To this day – much as I am thankful for the hum of the central air  – I cannot sleep without a fan going. I love the slight sound and the breeze, even if it competes with the heat in the winter, and I’ll occasionally open the windows in the mornings, let the house warm up a touch and give our ceiling-mounted fans a moment in the spotlight. It makes me feel honest, this ritual. Because as far as I hope to go and as much as I want to be, bottom line is I’m a girl from Rock Hill, and I used to sleep in the room with the dying fan.
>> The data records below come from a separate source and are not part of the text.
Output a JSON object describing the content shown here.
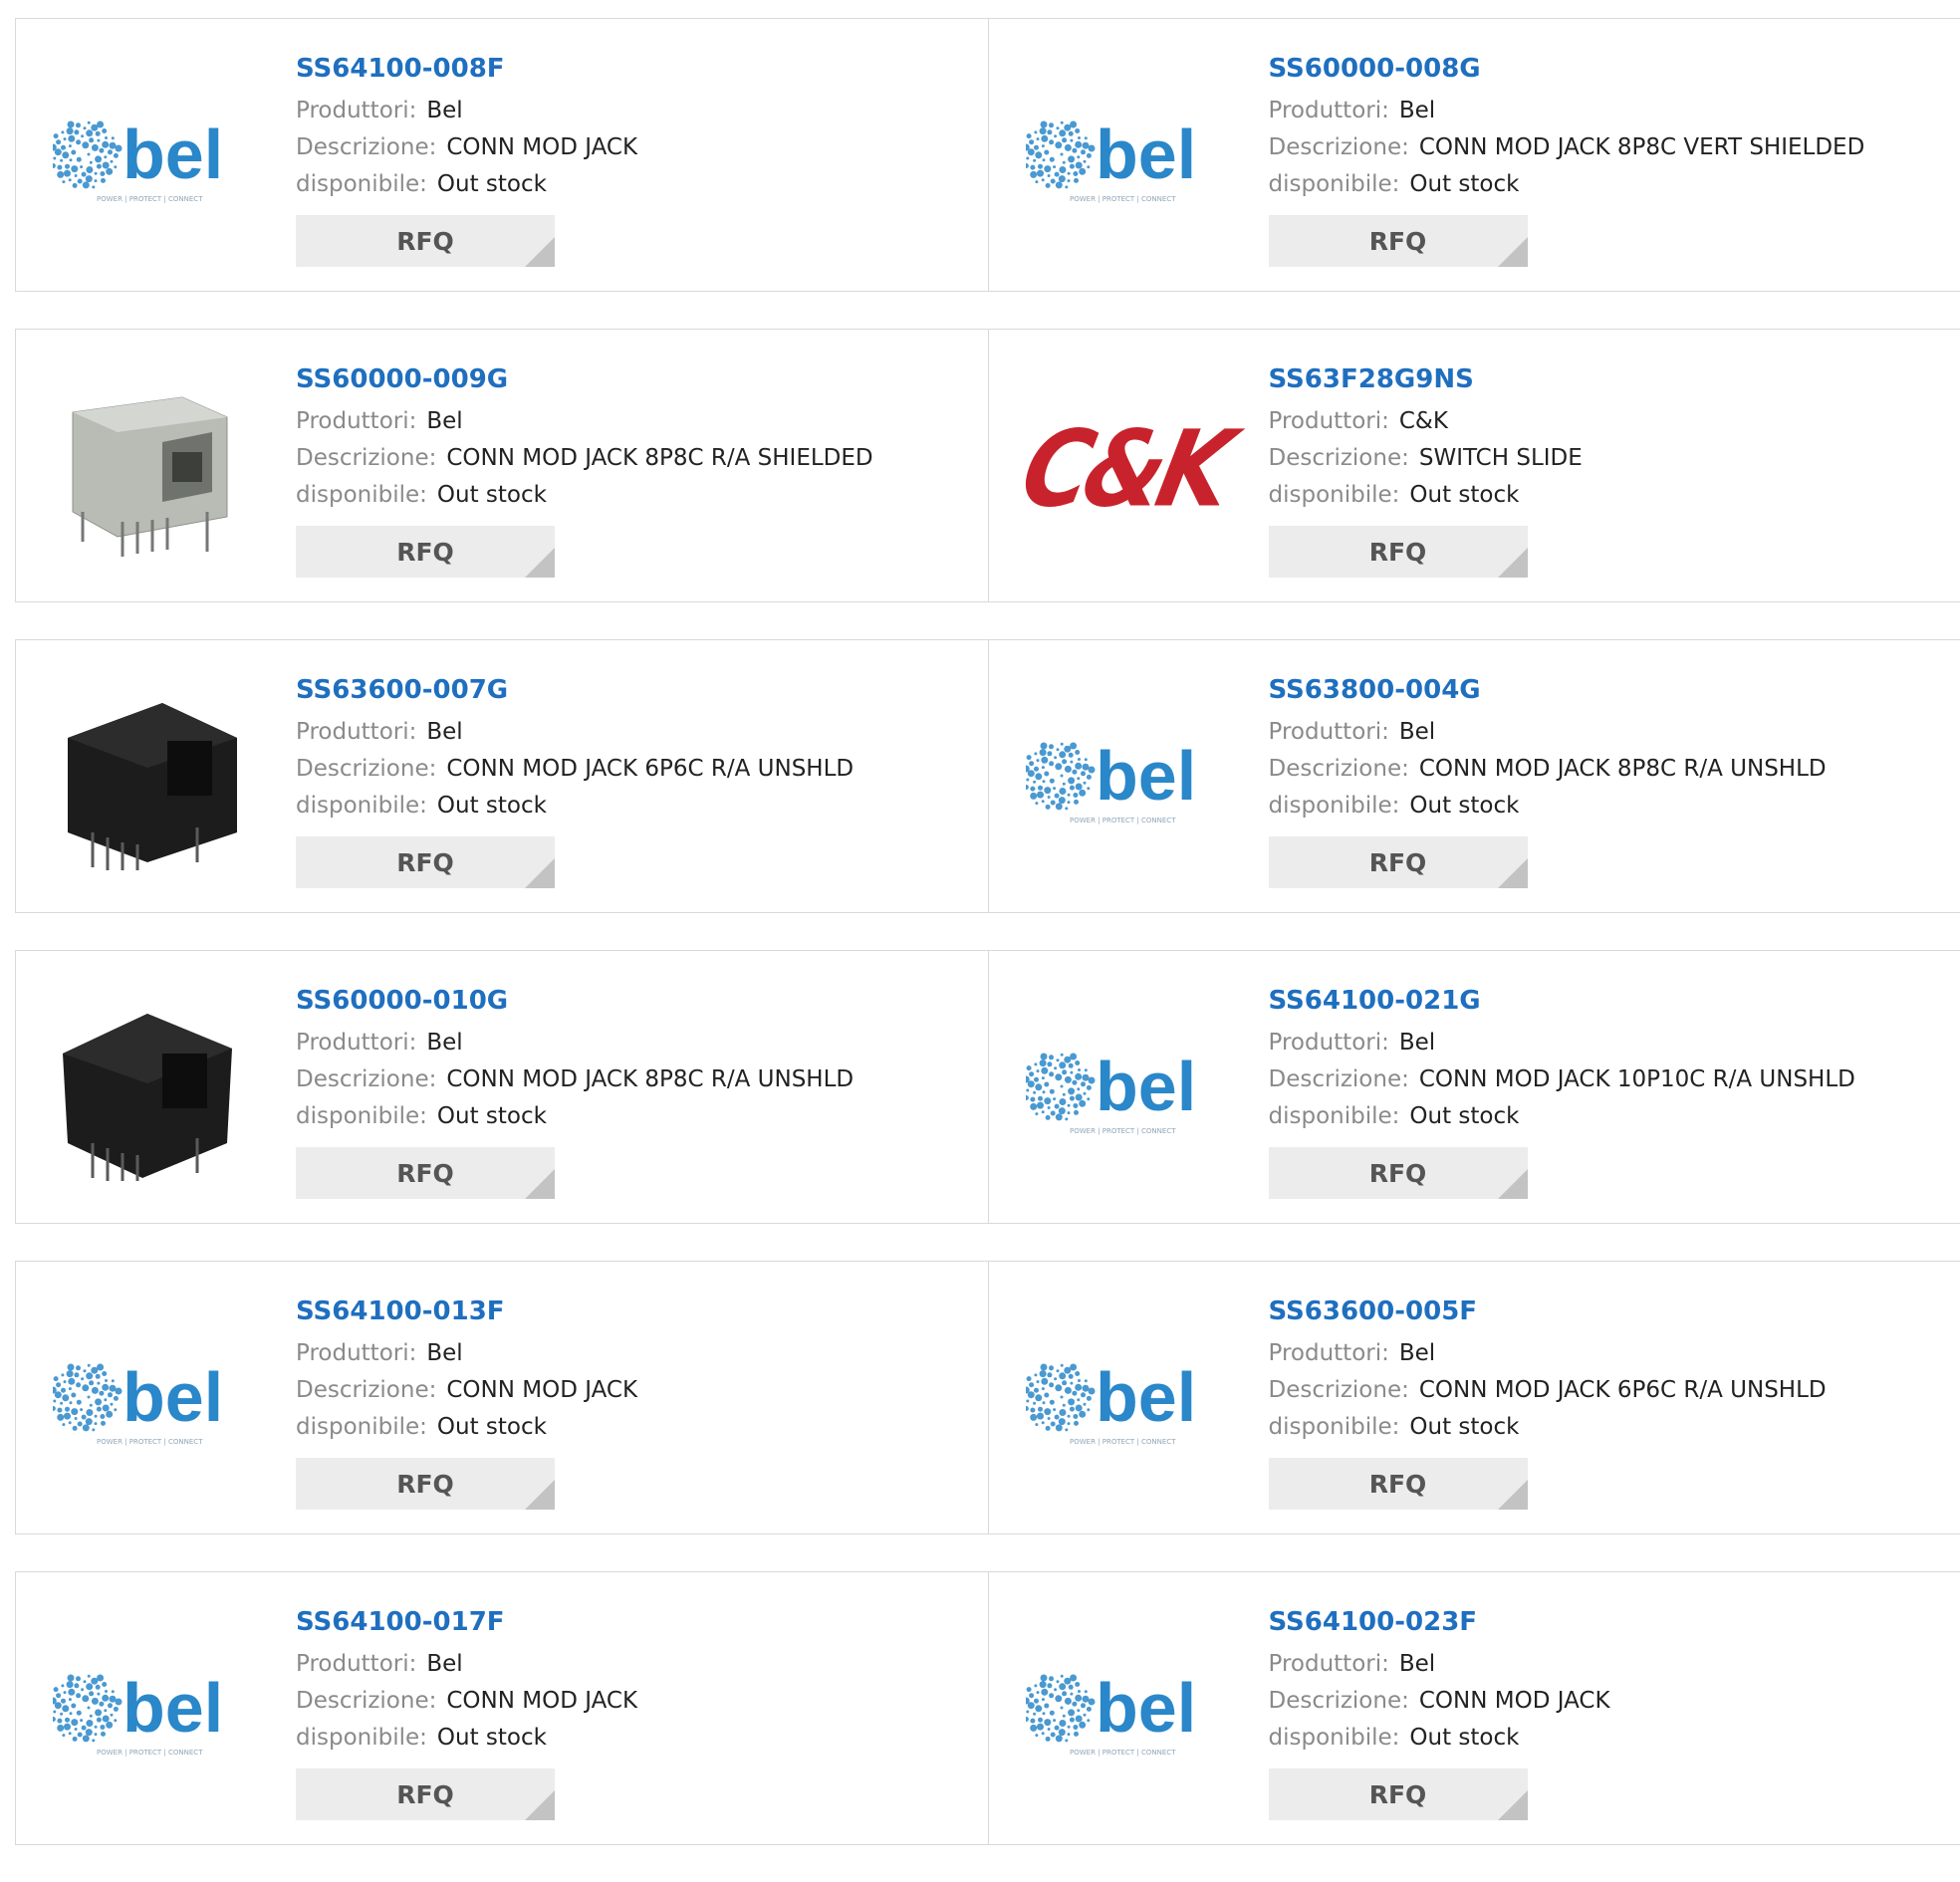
{
  "labels": {
    "manufacturer": "Produttori:",
    "description": "Descrizione:",
    "availability": "disponibile:",
    "rfq": "RFQ"
  },
  "logos": {
    "bel_text": "bel",
    "bel_tagline": "POWER | PROTECT | CONNECT",
    "ck_text": "C&K"
  },
  "colors": {
    "part_link": "#1f6fbf",
    "bel_blue": "#2a87c9",
    "ck_red": "#c8232c"
  },
  "products": [
    {
      "part": "SS64100-008F",
      "manufacturer": "Bel",
      "description": "CONN MOD JACK",
      "availability": "Out stock",
      "image": "bel-logo"
    },
    {
      "part": "SS60000-008G",
      "manufacturer": "Bel",
      "description": "CONN MOD JACK 8P8C VERT SHIELDED",
      "availability": "Out stock",
      "image": "bel-logo"
    },
    {
      "part": "SS60000-009G",
      "manufacturer": "Bel",
      "description": "CONN MOD JACK 8P8C R/A SHIELDED",
      "availability": "Out stock",
      "image": "shielded-jack-photo"
    },
    {
      "part": "SS63F28G9NS",
      "manufacturer": "C&K",
      "description": "SWITCH SLIDE",
      "availability": "Out stock",
      "image": "ck-logo"
    },
    {
      "part": "SS63600-007G",
      "manufacturer": "Bel",
      "description": "CONN MOD JACK 6P6C R/A UNSHLD",
      "availability": "Out stock",
      "image": "black-jack-photo"
    },
    {
      "part": "SS63800-004G",
      "manufacturer": "Bel",
      "description": "CONN MOD JACK 8P8C R/A UNSHLD",
      "availability": "Out stock",
      "image": "bel-logo"
    },
    {
      "part": "SS60000-010G",
      "manufacturer": "Bel",
      "description": "CONN MOD JACK 8P8C R/A UNSHLD",
      "availability": "Out stock",
      "image": "black-jack-angled-photo"
    },
    {
      "part": "SS64100-021G",
      "manufacturer": "Bel",
      "description": "CONN MOD JACK 10P10C R/A UNSHLD",
      "availability": "Out stock",
      "image": "bel-logo"
    },
    {
      "part": "SS64100-013F",
      "manufacturer": "Bel",
      "description": "CONN MOD JACK",
      "availability": "Out stock",
      "image": "bel-logo"
    },
    {
      "part": "SS63600-005F",
      "manufacturer": "Bel",
      "description": "CONN MOD JACK 6P6C R/A UNSHLD",
      "availability": "Out stock",
      "image": "bel-logo"
    },
    {
      "part": "SS64100-017F",
      "manufacturer": "Bel",
      "description": "CONN MOD JACK",
      "availability": "Out stock",
      "image": "bel-logo"
    },
    {
      "part": "SS64100-023F",
      "manufacturer": "Bel",
      "description": "CONN MOD JACK",
      "availability": "Out stock",
      "image": "bel-logo"
    }
  ]
}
I’m talking ’bout the bad girls

My mom, a classic hoarder, kept all my elementary, middle and high school report cards in a big binder. She also kept my shots records, my ballet recital programs, a few pictures of the embarrassing ballet costumes and some of the napkins that Billy Dee Williams used to wipe his mouth during the filming of some movie down in Chester.

“One day,” she said with a deep, prophetic, Moses-bringing-down-the-commandments voice, “you can show these to your children.”

A couple of weekends ago, I hauled out the book and presented it to the kids (mistake 1), certain they’d be honored to be offspring of a musician/ballerina/scout/French-speaking Baptist (mistake 2). They laughed at my first ballet photos (awkward with nasty shoes) and ooohed over my last ones (graceful with feathers and nice slippers). But they ignored the other good stuff and honed in on my report cards. They noted I made A’s in everything but math. Then they focused on the behavior part.

Back then, report cards had a grading system of A, S and U. A – prepare for sorority parties. S – prepare for shop classes, which was an insult back then, and U – Who the hell are you kidding? Go home and start over, girl. There also was a grid with boxes for behavior in general, attitude, cooperation, courtesy, self-control and study habits, which also used the A/S/U scale along with a system of checks. A – teacher’s pet. S – get some bail money ready because the teenage years will be rough. U – hellbent for jail and starring roles in Britney Spears songs about criminals.

When I was kid, I thought I had done a stellar job because a lot of my boxes were checked, but Mom finally set me straight. If nothing was checked, you didn’t have a problem. If the teacher checked a slot, then you needed to work on that area.

Ohhh…

I had not been a courteous, respectful, quiet little self-starter. I was a lippy, out-of-control hell-raiser who cheerfully, effectively, promptly and readily fought authority and rules at every turn and at the top of my voice.

Some of the comments: “needs to keep her mind on her seatwork.” “she still talks too much.” “she still needs to work on her behavior.” “sure to make a U in conduct.” Making a U meant you failed; an S meant you were just  doing ok. That teacher, 3rd grade, Ms. Daisy McDuffie, gave me an S—-. She had hope, bless her heart.

After all the time I’d spent in the Catholic School naughty corner staring at the crucifix, after the times I’d been sent to find my own switch, after all the welts from the belt strap – why was anybody surprised about my school behavior?

“What was wrong with you?” my younger kid asked. “That was just sad. Why couldn’t you just pay attention?”

I thought about it. What WAS wrong? Was I bored? Confused? Starved for attention? Just plain BAD? Face it. I was bad. I was the kid that very few parents wanted to see coming. I wasn’t horrible, just defiant. Always asking WHY? Didn’t care who I offended. At church meeting, I interrupted once to ask “WHY?” and got nasty stares and a pinch from my great-grandma for being insubordinate. After I wrecked my car with a friend in it (in high school), I told the friend’s dad, an Army officer, to step up and get his own son from band practice. When another friend’s parents told me my skirt was too short, I asked them why they were looking. I played with firearms. I raced cars. I cut class.

I worried every year up until college that THIS YEAR would be the one Santa threw in the towel.

The kids are still laughing, and it’s actually nice to have this part of my past in the open, even if it’s cold revenge for my Mom. We can discuss it with logic – when they stop laughing. And when they get lippy/resentful/defiant/bad/etc, I’ll add notes to their permanent records and patiently wait for grandchildren.